Dr Martin Ruhs, director of the Migration Observatory at the University of Oxford, said the estimated figures were based on the International Passenger Survey (IPS) and margins of error meant they could be 35,000 higher or lower than stated.

So while net migration was put at 216,000 for last year, this was the central estimate for the figure which could range from 181,000 to 251,000, meaning that the apparent drop is not statistically significant.

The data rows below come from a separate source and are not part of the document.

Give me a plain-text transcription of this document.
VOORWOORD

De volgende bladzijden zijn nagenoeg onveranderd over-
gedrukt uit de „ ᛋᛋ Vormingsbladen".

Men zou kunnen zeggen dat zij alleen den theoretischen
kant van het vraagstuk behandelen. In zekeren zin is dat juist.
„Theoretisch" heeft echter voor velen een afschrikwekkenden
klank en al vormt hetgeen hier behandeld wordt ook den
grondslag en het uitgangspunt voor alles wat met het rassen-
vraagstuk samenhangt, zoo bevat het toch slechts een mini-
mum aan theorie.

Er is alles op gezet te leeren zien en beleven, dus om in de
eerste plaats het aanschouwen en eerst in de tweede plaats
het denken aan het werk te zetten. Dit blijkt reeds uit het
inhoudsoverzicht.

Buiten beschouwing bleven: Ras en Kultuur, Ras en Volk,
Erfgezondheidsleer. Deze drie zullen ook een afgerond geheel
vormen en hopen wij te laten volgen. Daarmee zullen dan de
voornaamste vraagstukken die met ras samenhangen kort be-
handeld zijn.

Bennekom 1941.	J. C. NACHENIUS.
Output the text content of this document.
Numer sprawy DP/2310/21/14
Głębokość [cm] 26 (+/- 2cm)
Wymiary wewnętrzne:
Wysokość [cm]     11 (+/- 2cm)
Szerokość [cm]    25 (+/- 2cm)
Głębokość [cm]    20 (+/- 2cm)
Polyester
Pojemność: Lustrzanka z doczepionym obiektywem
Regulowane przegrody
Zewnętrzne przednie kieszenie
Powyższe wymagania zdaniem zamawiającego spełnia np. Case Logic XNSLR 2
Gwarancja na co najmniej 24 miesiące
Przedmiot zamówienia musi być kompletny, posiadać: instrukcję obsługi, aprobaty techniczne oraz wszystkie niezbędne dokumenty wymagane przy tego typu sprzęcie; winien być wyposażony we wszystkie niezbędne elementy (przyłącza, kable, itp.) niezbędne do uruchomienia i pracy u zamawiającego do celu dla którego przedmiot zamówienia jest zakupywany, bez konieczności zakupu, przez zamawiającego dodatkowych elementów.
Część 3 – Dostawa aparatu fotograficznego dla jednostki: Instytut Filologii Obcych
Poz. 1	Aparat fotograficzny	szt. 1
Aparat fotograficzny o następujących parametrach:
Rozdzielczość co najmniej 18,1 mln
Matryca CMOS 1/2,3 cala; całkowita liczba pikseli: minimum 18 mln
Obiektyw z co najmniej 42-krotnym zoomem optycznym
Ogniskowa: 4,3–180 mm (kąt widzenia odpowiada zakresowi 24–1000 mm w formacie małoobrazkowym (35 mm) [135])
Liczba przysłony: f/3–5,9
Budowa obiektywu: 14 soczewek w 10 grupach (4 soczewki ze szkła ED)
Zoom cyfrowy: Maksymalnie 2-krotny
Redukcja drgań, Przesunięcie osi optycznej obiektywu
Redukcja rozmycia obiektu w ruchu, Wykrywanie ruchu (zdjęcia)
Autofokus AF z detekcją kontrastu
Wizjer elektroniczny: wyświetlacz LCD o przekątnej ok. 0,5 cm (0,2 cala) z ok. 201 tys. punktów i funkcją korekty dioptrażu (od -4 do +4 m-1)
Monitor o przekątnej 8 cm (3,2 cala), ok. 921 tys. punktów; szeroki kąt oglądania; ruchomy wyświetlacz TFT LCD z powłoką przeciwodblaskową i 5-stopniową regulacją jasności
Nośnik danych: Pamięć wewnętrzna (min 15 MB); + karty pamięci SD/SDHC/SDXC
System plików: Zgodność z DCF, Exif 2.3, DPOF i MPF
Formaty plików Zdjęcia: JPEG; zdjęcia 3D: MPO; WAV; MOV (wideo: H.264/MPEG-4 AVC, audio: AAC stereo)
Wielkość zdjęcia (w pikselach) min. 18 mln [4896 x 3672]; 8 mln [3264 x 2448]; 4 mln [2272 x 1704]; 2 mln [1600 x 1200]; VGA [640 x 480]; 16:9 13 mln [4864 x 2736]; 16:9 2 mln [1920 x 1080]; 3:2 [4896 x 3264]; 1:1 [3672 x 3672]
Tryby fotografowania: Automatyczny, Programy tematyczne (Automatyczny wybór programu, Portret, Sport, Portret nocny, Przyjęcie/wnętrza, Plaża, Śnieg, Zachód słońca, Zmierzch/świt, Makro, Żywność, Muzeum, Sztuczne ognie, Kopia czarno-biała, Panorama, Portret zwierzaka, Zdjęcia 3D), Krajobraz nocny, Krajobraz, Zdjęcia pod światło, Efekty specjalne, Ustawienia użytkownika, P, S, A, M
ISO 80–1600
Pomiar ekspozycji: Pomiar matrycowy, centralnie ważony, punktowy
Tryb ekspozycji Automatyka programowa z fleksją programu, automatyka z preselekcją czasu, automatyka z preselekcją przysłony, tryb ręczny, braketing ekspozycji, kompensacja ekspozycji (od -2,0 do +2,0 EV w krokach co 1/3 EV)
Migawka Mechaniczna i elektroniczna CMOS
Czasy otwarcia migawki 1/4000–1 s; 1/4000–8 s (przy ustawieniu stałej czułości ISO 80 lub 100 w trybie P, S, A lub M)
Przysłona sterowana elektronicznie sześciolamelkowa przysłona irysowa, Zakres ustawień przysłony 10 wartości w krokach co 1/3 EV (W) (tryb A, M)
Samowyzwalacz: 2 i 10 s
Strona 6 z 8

‘There is a constant desire among policy makers in all parties, the press and other interest groups in having ‘hard’ facts and specific numbers about migration, but the reality is that sometimes these are simply not available,’ Dr Ruhs said.

‘The uncertainty around the official migration estimates means that the figures need to be used and interpreted with great care.’


Nigerian-born Bimbo Ayelabola, 33, travelled to Britain to give birth to quins at a cost of up to £200,000 to British taxpayers.

The wife of a wealthy businessman had two boys and three girls by Caesarean section in April last year and was in Homerton Hospital, East London, for almost two weeks.

Mrs Ayelabola, from Lagos, who had been taking a fertility drug, said at the time: ‘I had already had miscarriages and couldn’t bear the stress another pregnancy would cause. So I decided to visit my family in London.

‘I thought I would stand a much better chance of avoiding another miscarriage in a calmer place with friends and family.’

Mrs Ayelabola claimed her husband left her and returned to Nigeria after discovering she had given birth to five babies. She was given a visa to stay in Britain which runs out in December of this year.

Long-term immigration fell slightly to 566,000 from 591,000, similar to the level it has been at since 2004, while emigration rose slightly from 339,000 to 350,000.

Study was the most common reason for those coming to Britain, with figures showing 232,000 came last year, similar to the 238,000 in the year to December 2010.

But the number of visas issued for the purpose of study, including student visitors, were down a fifth in the 12 months to June, the ONS figures showed.

There were 282,833 visas issued for study, a fall of 21 per cent compared with the previous 12 months.

Sir Andrew Green of MigrationWatch said: ‘This is an astonishing fact, just slipped out by the ONS.

‘It throws a new light on the huge impact of mass immigration on our society and on our future.’

The Home Office told MailOnline that the statistics show their measures are working.

Immigration Minister Damian Green said: ‘We are now starting to see the real difference our tough policies are making, with an overall fall in net migration and the number of visas issued at its lowest since 2005.

‘At the same time, there are encouraging signs that we continue to attract the brightest and best and to support tourism in the UK.

‘We will continue to work hard to ensure that net migration is reduced from the hundreds of thousands to the tens of thousands by the end of this Parliament.

‘We are doing this by improving the selectivity of our immigration system and increasing enforcement activity to prevent people coming into the UK illegally and removing those with no right to be here.’